Y, en esta línea, el evangelio nos ha mostrado que en Jesús todos tenemos sitio, los de lejos y los de cerca, sea cual sea nuestra procedencia, creencias, cultura y formas de vida. La mujer cananea, "mujer", extranjera, estaba convencida de que Jesús podía curar a su hija; la mueve la fe en Jesús y el amor a su propia hija. Y Jesús, que al principio se muestra reticente e incluso duro ("Solo he sido enviado a las ovejas descarriadas de Israel"- "No está bien tomar el pan de los hijos y dárselo a los perritos"), responde a la petición insistente y también clara de la mujer que no se calla ("Tienes razón, pero también los perritos comen las migajas que caen de la mesa de los amos"). La extraordinaria fe que ella manifiesta, su ferviente súplica y el hecho de ponerse ante Jesús con la humildad de quien todo lo espera de él, logra vencer las reticencias iniciales, y Jesús le concede, no las "migajas" que caen de la mesa, como ella esperaba, sino el pan del reino que se reparte con esplendidez a quienes tienen fe: "que se cumpla lo que deseas".
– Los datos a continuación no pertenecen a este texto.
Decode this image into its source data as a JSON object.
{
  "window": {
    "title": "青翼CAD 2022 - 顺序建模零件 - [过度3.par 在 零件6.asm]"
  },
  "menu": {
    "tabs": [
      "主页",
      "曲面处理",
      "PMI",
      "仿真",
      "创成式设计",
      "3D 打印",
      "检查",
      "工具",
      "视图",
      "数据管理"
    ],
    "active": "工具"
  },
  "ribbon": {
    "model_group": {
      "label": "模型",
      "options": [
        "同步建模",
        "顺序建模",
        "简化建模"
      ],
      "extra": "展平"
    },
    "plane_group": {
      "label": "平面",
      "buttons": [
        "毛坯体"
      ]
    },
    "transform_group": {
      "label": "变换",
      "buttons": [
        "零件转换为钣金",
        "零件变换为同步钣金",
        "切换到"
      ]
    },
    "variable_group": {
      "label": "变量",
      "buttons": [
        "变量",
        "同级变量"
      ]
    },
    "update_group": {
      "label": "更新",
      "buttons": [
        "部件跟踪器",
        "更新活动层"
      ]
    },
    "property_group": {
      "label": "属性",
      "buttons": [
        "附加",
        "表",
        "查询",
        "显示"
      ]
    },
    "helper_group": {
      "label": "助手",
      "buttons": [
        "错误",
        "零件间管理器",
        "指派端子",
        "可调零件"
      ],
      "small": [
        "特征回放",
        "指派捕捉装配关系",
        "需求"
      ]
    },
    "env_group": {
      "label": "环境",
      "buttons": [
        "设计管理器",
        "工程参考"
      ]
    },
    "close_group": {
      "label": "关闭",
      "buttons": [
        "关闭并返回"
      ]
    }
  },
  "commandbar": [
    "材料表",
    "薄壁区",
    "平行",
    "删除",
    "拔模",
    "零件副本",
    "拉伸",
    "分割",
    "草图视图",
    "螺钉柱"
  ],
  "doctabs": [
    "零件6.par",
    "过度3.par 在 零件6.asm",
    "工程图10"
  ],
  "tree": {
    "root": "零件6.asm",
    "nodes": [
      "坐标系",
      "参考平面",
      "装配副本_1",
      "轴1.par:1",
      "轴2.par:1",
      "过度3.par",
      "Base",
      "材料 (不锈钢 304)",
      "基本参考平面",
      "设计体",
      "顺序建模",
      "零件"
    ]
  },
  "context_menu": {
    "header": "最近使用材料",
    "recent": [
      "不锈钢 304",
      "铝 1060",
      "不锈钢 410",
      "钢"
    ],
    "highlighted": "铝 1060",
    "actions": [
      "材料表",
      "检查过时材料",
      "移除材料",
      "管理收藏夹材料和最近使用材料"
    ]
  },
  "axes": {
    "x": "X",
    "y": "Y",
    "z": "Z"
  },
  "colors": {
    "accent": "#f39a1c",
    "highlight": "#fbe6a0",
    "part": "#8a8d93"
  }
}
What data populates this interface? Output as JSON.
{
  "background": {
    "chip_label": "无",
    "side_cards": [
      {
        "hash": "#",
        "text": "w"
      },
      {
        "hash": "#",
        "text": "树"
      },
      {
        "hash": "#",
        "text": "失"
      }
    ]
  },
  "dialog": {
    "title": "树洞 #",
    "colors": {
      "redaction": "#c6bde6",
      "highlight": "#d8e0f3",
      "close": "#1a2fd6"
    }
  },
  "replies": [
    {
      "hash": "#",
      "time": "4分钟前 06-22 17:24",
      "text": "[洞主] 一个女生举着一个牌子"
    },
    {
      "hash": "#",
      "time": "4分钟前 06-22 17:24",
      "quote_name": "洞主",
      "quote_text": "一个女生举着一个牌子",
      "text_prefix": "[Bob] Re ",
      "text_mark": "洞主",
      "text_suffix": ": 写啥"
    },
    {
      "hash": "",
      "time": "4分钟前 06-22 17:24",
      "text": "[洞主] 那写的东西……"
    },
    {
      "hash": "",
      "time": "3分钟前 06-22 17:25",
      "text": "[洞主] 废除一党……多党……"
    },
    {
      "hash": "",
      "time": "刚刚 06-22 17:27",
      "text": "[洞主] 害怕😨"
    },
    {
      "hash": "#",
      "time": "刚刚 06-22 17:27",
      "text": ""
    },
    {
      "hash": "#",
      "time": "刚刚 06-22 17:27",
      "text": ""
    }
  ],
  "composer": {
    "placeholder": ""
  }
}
Nosotros sabemos que sólo Jesús puede hacer que nuestra vida cambie. Él siempre está cerca; es necesario acercarse y gritar si hace falta. Su Presencia abre horizontes nuevos de vida. Todo lo que viene de Él es don y regalo de Dios nuestro Padre cuya voluntad es la salvación de todas las personas. Nadie está excluido. Sólo espera un "si" de nuestra parte: el "sí" de la fe audaz, adulta, madura, perseverante y llena de confianza. Es la fe que acoge su Palabra.  Todos cabemos en el corazón de Dios y en la vida de la Iglesia, también los gentiles, como nos ha recordado San Pablo "alcanzan la misericordia". Mantengamos por ello una actitud abierta, derribando las barreras que nos dividen y hacen tanto mal y manteniendo el esfuerzo por vivir siempre en la obediencia a la palabra, en la verdad y el amor a Dios que es siempre amor al hermano, acogida fraterna. Que así sea con la Gracia de Dios.